Conversations From the Classroom: Monica Carvalho reflects on her journey to become a teacher
“I’ve known I wanted to teach since I was five. It’s one of those types of stories.” From that point on, as Monica Carvalho moved through school, whatever grade she was in that year was the grade she wanted to teach. Once she hit high school, she knew she wanted to teach at the secondary level. “I knew at that point I needed to pick a specific subject area, so I went with English because that’s what I liked the most and what I felt the most confident in.”
Now in her last semester of the Teaching of English MA program at Teachers College, Carvalho is student teaching at the Beacon School, a public high school on Manhattan’s upper west side. Because of the school’s reputation for having a high quality academic program (to get in, students must go through a rigorous application process that includes an interview), Carvalho describes the students as being highly motivated. While behavior management is not an issue for her, Monica experiences other challenges in her student teaching placement.
“For me, it’s managing my time in terms of lesson planning, and also working up the courage to take full control of the class.” After a certain period of time, she’s no longer merely observing her cooperating teacher, but taking full control of two ninth grade classes. “I haven’t gotten there yet and I’m just a little nervous about doing that. So that’s probably the biggest challenge for me.” Fortunately, she cites her cooperating teacher’s excellent guidance as a source of support in her endeavor to grow as a teacher.
Despite some butterflies when it comes to taking over her CT’s classes, Carvalho is right at home when it comes to sharing her love of literature with her freshmen. “I get really excited about class discussions. It’s an English class so we give them a lot of time to discuss the literature they’re reading and I’m just blown away by some of the stuff they say.”
Her classes have been reading James McBride’s The Color of Water, a novel Carvalho feels her students can relate to. “They’re responding to it really well. It’s about identity, which is exactly what they’re dealing with right now.”

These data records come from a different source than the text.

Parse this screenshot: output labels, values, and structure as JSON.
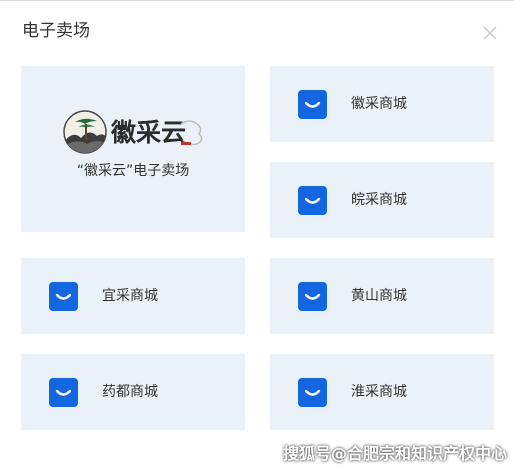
{
  "dialog": {
    "title": "电子卖场"
  },
  "featured": {
    "logo_text": "徽采云",
    "label": "“徽采云”电子卖场"
  },
  "stores": [
    {
      "label": "徽采商城"
    },
    {
      "label": "皖采商城"
    },
    {
      "label": "宜采商城"
    },
    {
      "label": "黄山商城"
    },
    {
      "label": "药都商城"
    },
    {
      "label": "淮采商城"
    }
  ],
  "watermark": "搜狐号@合肥宗和知识产权中心",
  "colors": {
    "card_bg": "#ebf1f8",
    "icon_blue": "#1266e0",
    "text": "#333333"
  },
  "icons": {
    "close": "close-icon",
    "store": "shopping-bag-icon",
    "logo": "landscape-pine-logo"
  }
}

Upon graduating in December, Carvalho will be looking for a classroom of her own somewhere in the New York City area. In the long term, Monica sees herself teaching in a private school setting, perhaps in her native Rhode Island.
As a student teacher, Monica has many opportunities to reflect on her own experience as a high schooler, and make connections to the students in her charge today. “I remember how much I actually didn’t like discussions in high school because I was so shy. Then college drew me out a bit, so now just getting to sit back and watch them talk about stuff and figure things out on their own is really cool for me.”